La fertilisation par le fer, comme plusieurs autres stratégies d’élimination du dioxyde de carbone marin, vise à améliorer un processus naturel. La disponibilité minimale de fer est le principal facteur limitant la croissance du phytoplancton dans près d’un tiers des océans, y compris le vaste océan Austral.

Lorsqu’une quantité même relativement faible de nutriments est ajoutée à ces écosystèmes, que ce soit par des processus naturels ou artificiels, cela stimule la prolifération du phytoplancton. Ces organismes absorbent le dioxyde de carbone dissous dans l’océan et, lorsqu’ils meurent, peuvent le déposer au fond de l’océan dans un avenir prévisible.

Le coût de l’amélioration de ce processus à grande échelle dépend en grande partie de son efficacité en termes de quantité de carbone qui atteint les profondeurs de l’océan et y reste.

« Nous pouvons en toute confiance créer une prolifération de phytoplancton avec du fer, mais la question est de savoir quelle quantité de carbone finit réellement par être exportée dans l’océan, non seulement en quelques jours et semaines, mais au fil des années et des décennies », a déclaré Ben, chercheur scientifique principal. Twining, co-auteur de l’étude.

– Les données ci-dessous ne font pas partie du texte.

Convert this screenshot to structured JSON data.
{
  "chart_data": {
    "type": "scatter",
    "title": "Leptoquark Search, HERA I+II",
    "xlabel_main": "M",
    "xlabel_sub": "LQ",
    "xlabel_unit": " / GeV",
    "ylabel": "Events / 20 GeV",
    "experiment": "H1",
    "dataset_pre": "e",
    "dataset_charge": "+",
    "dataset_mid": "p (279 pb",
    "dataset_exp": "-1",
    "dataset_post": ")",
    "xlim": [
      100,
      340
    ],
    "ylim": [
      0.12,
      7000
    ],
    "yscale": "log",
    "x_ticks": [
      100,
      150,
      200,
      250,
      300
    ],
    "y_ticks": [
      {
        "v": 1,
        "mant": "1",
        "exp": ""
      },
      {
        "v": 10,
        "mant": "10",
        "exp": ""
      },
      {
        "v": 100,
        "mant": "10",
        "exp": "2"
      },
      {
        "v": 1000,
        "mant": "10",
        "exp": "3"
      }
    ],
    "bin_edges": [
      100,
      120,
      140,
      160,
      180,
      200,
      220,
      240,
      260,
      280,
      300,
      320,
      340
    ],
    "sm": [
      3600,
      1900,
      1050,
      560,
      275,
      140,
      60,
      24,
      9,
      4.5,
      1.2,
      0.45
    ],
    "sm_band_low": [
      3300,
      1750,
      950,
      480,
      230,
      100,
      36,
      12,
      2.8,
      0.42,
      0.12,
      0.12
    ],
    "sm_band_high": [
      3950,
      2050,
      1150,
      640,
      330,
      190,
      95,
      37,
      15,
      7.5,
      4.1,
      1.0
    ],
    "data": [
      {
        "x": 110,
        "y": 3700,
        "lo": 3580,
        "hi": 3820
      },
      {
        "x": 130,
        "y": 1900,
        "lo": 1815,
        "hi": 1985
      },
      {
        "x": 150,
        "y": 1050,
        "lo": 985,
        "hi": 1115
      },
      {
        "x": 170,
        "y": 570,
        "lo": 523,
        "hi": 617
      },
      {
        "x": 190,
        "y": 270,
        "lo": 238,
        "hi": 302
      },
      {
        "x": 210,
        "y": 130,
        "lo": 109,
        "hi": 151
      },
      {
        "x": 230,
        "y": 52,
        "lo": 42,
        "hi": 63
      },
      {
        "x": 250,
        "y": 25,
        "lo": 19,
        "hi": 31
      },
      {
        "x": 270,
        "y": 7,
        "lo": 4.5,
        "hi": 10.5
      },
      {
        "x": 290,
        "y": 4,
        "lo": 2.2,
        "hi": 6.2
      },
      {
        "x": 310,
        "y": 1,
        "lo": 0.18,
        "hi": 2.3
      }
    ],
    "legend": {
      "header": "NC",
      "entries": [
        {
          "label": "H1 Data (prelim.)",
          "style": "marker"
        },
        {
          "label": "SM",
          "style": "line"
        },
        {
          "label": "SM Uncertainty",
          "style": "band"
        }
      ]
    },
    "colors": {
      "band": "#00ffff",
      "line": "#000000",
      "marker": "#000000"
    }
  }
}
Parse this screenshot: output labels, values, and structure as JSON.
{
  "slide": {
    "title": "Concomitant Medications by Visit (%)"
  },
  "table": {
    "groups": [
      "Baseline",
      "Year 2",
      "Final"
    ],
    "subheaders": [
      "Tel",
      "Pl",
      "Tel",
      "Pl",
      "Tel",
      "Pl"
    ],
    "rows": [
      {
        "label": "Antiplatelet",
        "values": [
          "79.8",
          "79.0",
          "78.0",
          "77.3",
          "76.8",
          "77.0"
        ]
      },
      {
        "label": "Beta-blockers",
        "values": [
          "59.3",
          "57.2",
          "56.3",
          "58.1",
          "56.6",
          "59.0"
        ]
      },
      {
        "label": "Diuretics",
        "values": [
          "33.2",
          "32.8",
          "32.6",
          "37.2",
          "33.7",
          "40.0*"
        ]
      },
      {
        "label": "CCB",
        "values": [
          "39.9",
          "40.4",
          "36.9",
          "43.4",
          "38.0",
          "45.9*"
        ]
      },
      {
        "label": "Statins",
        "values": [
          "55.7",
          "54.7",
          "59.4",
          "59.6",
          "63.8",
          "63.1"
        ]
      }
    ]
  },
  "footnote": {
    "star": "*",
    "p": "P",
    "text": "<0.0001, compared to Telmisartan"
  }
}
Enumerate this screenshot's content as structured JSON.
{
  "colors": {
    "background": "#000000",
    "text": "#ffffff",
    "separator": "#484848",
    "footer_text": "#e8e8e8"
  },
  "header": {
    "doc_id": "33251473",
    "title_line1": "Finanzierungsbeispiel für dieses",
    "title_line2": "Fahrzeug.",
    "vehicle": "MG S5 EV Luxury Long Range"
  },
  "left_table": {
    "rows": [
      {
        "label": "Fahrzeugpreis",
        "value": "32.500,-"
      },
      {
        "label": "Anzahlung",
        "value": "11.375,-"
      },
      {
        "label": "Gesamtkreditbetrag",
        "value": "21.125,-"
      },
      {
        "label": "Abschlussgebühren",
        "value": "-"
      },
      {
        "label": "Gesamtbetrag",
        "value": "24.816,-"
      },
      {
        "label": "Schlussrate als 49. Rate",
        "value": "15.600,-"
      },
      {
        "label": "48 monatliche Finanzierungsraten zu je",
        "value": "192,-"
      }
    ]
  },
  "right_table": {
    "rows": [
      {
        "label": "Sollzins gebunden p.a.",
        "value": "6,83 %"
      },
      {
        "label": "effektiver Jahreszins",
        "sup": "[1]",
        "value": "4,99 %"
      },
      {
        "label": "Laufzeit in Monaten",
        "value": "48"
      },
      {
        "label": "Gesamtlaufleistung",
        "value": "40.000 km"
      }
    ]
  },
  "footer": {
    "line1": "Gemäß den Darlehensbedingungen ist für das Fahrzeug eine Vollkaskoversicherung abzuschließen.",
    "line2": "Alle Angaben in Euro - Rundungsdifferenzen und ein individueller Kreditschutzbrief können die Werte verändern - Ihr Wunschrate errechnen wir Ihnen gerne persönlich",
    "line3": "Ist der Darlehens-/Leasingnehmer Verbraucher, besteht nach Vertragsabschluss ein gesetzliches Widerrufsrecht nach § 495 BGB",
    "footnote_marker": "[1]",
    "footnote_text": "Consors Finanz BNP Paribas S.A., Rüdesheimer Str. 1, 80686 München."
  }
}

L’équipe a construit son modèle économique en supposant une gamme d’efficacités possibles à chaque étape du processus, avec différentes estimations de la quantité de carbone pouvant être absorbée par le phytoplancton, de la quantité reconvertie en dioxyde de carbone et relibérée, et de la quantité absorbée. vers les profondeurs de l’océan.

Ils ont également exploré la possibilité que les microbes qui se nourriraient de toute cette nouvelle matière végétale pourraient produire de l’oxyde nitreux, un gaz à effet de serre bien plus puissant. En plus de cela, le modèle prend en compte certains coûts logistiques, depuis la production et le traitement du fer jusqu’à l’exploitation d’un avion ou d’un navire pour semer et surveiller la prolifération qui en résulte.

Les incertitudes quant à la réaction de l’océan à la fertilisation ferreuse et à l’efficacité biologique du processus se traduisent par une fourchette de prix énorme, allant de 7 dollars par tonne de carbone éliminé à 1 500 dollars par tonne. Lorsque les coûts de vérification sont inclus, cela peut multiplier par trois ou quatre le coût par tonne.

Les chercheurs préviennent que les chiffres exacts produits par le modèle ne sont, à ce stade, que les meilleures estimations, mais ils sont utiles pour donner des valeurs tangibles aux incertitudes du processus. À cette fin, le modèle souligne la nécessité de mener davantage de recherches, notamment sur le caractère « permanent » de cette solution potentielle et sur les risques de production de gaz à effet de serre supplémentaires. Cela souligne également la nécessité de disposer de davantage d’informations sur les méthodes de vérification et de livraison aérienne.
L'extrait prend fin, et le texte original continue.